Intermediate and Advanced Laboratory, at their core, are about the making and supporting of scientific claims using modern data acquisition techniques and error analysis software. Scientists must have the abilities to analyze data, make conclusions, and then re-test those conclusions.

While honing these skills, Intermediate Lab will introduce you to modern experimental techniques in many physical disciplines, including: high energy physics, optics, plasma physics, nuclear and atomic physics, and much more.

As previously stated, you will be responsible for making scientific claims and verifying them by analyzing data that you will take. The importance of error analysis cannot be overstated.
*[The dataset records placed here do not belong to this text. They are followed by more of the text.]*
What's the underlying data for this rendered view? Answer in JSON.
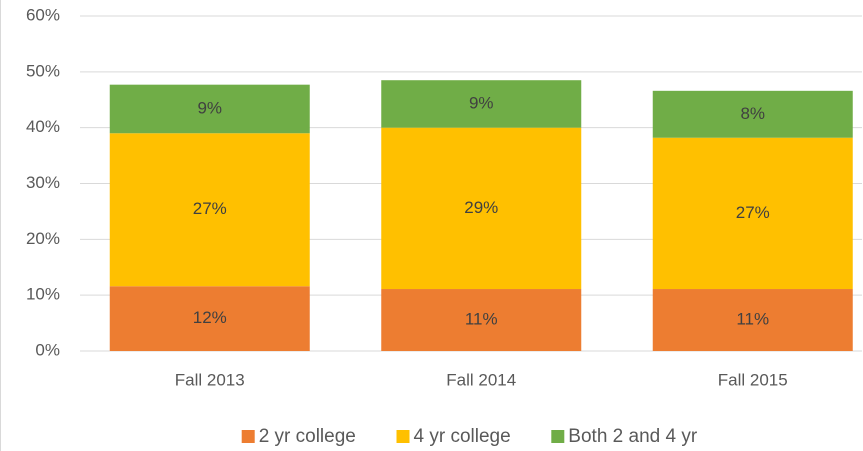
{
  "chart_data": {
    "type": "stacked_bar",
    "categories": [
      "Fall 2013",
      "Fall 2014",
      "Fall 2015"
    ],
    "series": [
      {
        "name": "2 yr college",
        "color": "#ed7d31",
        "values": [
          11.6,
          11.1,
          11.1
        ],
        "value_labels": [
          "12%",
          "11%",
          "11%"
        ]
      },
      {
        "name": "4 yr college",
        "color": "#ffc000",
        "values": [
          27.4,
          28.9,
          27.1
        ],
        "value_labels": [
          "27%",
          "29%",
          "27%"
        ]
      },
      {
        "name": "Both 2 and 4 yr",
        "color": "#70ad47",
        "values": [
          8.7,
          8.5,
          8.4
        ],
        "value_labels": [
          "9%",
          "9%",
          "8%"
        ]
      }
    ],
    "ylim": [
      0,
      60
    ],
    "yticks": [
      {
        "value": 0,
        "label": "0%"
      },
      {
        "value": 10,
        "label": "10%"
      },
      {
        "value": 20,
        "label": "20%"
      },
      {
        "value": 30,
        "label": "30%"
      },
      {
        "value": 40,
        "label": "40%"
      },
      {
        "value": 50,
        "label": "50%"
      },
      {
        "value": 60,
        "label": "60%"
      }
    ],
    "grid": true,
    "legend": "bottom"
  }
}
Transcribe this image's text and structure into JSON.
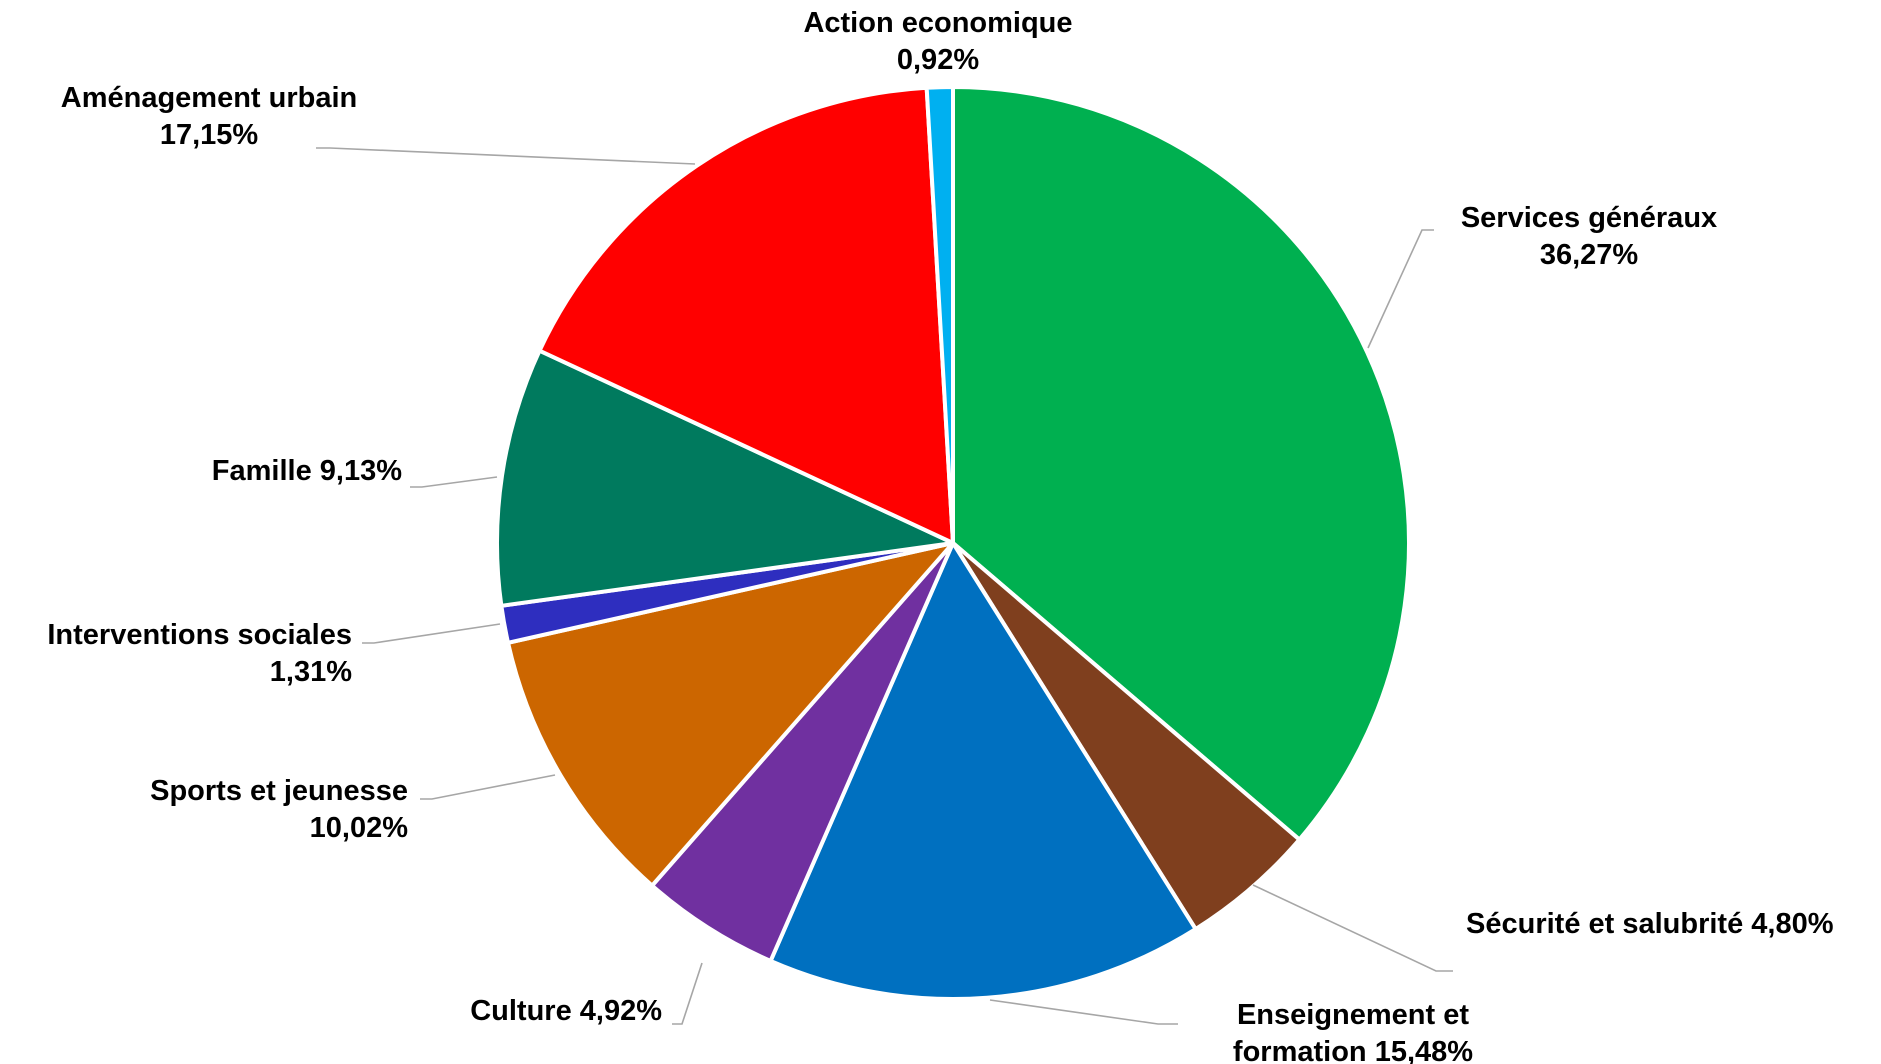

Many physicists spend much of their careers analyzing error margins and discussing their significance. So what is an "error"?

What is Error?

Errors come in two flavors, systematic and random. When making a scientific claim you must address the confidence in your claim through the analysis of both kinds of errors.

When students arrive at an experimental measurement it is often compared to a "known" value. (This process is often cleverly disguised as "percent error") The discrepancy between an accepted (or known) value and a measurement is not a "true" error because the accepted value is itself a measurement complemented by a confidence in its value. All measurements are made by humans, and therefore rely on man-made instruments and our own perceptive capabilities.

How then can we decide what is a significant error and what is negligible? When we begin the grueling task of error analysis, what should we consider in order to present a faithful interpretation of our data? It is your job to identify and quantitatively decide which errors to consider. For example, we may consider the incidental vibration caused by a hyper-active lab partner as "garbage data," and thusly remove it, but what about vibrations caused by the not-so-obvious heavy equipment digging up Linn Street? The answers to these questions are often left to the discretion of the individual scientist, and may jar the previously held belief that science is wholly objective. Science is, however, incredibly useful and successful, as you will see during this semester.

Systematic Error

A systematic error is just that: an error that is present throughout an entire data set that biases data in a particular direction. Often systematic errors are the result of an improper calibration, error in a theory, or simply faulty experimental technique.

Attempts must be made to remove systematic error from you data. This may be as simple as recalibrating your device, or as difficult as creating a new theory. In fact, analysis of systematic error is the bridge between experimental and theoretical science.

Random Error

Random error is a kind of error that cannot be eliminated. It is a manifestation of the true limitations of our equipment and senses. However, it is important to note that random error can be reduced. This is commonly seen in experiments reporting things like the speed of light. When we say we know its value to within 6 digits that is simply saying that the random error in our measurement is so small that it is a fluctuation at one-millionth of the entire value, thus yielding a useful number, albeit with random error.